1) Legalizations of adult porn dropped the rape of real women, in the late 1960's, and have stayed lower. According to this article about the Czech Republic, the same effect may take place in child porn;
2) Prohibition raises prices, and profitability; one has to wonder if child pornographers are sending campaign contributions to legislators voting for prohibition, to suppress competition and to maintain high prices;
3) FBI subscriptions subsidize illegal sites, and now we have FBI ownership and control over such illegal sites.
My personal favorite of the considerations above is to subpoena the computers of the prosecutors, their supervisors and have them examined by forensic experts. That includes all appliances at home and at work. No lawyer would do so, but I would want to do the same with the computers of the judge, as well. I would be curious to see what happens to the appeal, like being dropped within minutes of the delivery of the subpoena.
Posted by: David Behar | Dec 18, 2017 12:17:14 AM
Sex is a messy business. And the internet is fueling the messiness of our carnal interest. The internet compiles ALL the consensual,(legal) pornography along with ALL the deviant pornography ever produced and streams ALL of it into our homes. Somehow ISPs, the pushers, (In drug parlance) are off the hook. The government, (Lawmakers, FBI) see no need to enact laws demanding CP warnings be posted. Such as when we pop a dvd in our players and we see a warning which states: "Piracy is not a victimless crime. Go to such-and-such site and see how piracy is affecting..." An important point to make here is that there are a lot of otherwise law abiding, educated, but neurologically vulnerable citizens in our society who fall into the internet's unfettered, unregulated Pandora's Box of illegal pornography. Most of these individuals need court mandated therapy, not years of incarceration and a lifetime registry. At the very least, we should abolish man mins and instead concentrate our efforts into fighting the addiction that internet technology is fueling and indeed, promoting.
Posted by: tommyc | Dec 18, 2017 7:59:41 AM
Creative arguments, but a bit of a stretch. Essence of Booker was that any fact that altered sentencing range was a finding that had to be made by jury.
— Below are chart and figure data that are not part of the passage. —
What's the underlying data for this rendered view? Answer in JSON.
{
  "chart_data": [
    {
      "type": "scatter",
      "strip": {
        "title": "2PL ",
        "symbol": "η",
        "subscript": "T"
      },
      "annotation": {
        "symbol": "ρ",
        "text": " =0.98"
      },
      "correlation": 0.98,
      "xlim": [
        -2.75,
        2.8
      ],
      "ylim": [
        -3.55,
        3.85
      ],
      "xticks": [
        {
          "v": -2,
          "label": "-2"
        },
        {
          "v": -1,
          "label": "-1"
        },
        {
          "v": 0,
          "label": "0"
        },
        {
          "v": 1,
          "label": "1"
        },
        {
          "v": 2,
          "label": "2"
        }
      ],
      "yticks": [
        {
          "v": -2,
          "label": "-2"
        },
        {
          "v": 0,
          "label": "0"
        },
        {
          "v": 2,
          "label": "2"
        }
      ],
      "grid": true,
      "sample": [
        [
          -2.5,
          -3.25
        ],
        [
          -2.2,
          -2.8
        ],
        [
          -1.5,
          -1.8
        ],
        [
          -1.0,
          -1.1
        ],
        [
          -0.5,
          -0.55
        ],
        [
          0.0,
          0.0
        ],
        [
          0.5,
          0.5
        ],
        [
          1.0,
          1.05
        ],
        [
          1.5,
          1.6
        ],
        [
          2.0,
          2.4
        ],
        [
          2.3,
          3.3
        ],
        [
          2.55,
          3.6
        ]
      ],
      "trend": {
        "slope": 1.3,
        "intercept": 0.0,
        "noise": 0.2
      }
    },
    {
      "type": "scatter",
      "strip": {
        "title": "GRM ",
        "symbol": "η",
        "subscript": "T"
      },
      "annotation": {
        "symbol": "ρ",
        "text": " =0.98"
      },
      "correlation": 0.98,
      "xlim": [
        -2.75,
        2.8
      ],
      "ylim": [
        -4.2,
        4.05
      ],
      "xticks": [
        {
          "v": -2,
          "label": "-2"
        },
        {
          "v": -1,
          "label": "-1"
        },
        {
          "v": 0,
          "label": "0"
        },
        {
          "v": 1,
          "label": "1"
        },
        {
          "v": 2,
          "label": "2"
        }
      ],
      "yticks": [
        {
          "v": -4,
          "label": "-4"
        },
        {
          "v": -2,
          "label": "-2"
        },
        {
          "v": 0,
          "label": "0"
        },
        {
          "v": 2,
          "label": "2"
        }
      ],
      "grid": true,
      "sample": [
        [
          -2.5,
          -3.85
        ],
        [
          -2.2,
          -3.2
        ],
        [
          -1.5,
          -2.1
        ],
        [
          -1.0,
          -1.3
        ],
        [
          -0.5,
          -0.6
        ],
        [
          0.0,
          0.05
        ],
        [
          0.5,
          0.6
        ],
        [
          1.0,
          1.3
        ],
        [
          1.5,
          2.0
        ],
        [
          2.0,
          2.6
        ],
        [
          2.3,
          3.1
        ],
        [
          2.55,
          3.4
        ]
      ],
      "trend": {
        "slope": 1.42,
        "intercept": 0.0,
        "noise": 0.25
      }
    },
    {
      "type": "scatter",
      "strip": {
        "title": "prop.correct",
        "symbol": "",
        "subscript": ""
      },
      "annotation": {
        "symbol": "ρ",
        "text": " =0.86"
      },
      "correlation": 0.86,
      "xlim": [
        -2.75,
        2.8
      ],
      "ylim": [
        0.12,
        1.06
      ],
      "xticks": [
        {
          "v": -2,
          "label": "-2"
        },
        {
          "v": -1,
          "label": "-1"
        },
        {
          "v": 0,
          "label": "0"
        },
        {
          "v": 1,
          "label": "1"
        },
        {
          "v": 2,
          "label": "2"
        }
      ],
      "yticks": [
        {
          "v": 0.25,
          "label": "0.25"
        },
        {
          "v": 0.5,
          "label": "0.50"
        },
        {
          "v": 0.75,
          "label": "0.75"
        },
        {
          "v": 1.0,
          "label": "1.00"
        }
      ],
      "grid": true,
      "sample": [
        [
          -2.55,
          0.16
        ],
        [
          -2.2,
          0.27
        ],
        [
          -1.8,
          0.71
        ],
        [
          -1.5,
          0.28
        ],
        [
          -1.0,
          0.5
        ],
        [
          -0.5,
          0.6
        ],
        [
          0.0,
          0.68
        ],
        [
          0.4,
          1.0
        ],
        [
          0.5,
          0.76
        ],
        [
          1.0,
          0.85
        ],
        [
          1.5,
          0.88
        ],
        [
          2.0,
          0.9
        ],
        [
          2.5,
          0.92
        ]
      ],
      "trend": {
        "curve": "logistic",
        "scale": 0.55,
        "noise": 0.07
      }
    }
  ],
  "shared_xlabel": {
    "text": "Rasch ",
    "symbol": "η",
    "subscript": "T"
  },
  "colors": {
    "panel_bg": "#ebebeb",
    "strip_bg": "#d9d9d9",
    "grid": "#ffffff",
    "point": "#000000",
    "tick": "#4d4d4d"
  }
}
As such, binding guidelines were unconstitutional because they replaced fact-finding by a jury with fact-finding by a judge.
More significantly, the logic that mandatory minimums are unconstitutional would throw out all sentencing statutes. If it is unconstitutional to say that the lowest potential punishment for trafficking weight x of drug y is z years, then it is also unconstitutional to say that the lowest possible penalty for premeditated murder is b years or life without parole. There have always been mandatory minimums for certain offenses. What has changed has been what the mandatory minimums are and for which offenses, but that is a legislative question.
Posted by: tmm | Dec 18, 2017 11:34:37 AM
I agree with @tmm. The type of arguments made in the OP are the equivalent of shooting a horse with the flu. The good news about shooting the horse with the flu is that the horse no longer has the flu, the bad news is that one no longer has a horse. I for one would rather have the sick horse with the flu than no horse at all.
Posted by: Daniel | Dec 18, 2017 11:40:41 AM
If the sentence for first degree murder is 25 to life, can a judge not disregard that and sentence a defendant to, IDK, time served? Is there no way for a judge to depart from the presumptive sentence under specific mitigating circumstances [e.g. diminished mental capacity or the offender cooperated with the state]?
I never read a criminal statute that said "penalty up to judge." So in reality, wouldn't there be a minimum to every sentence?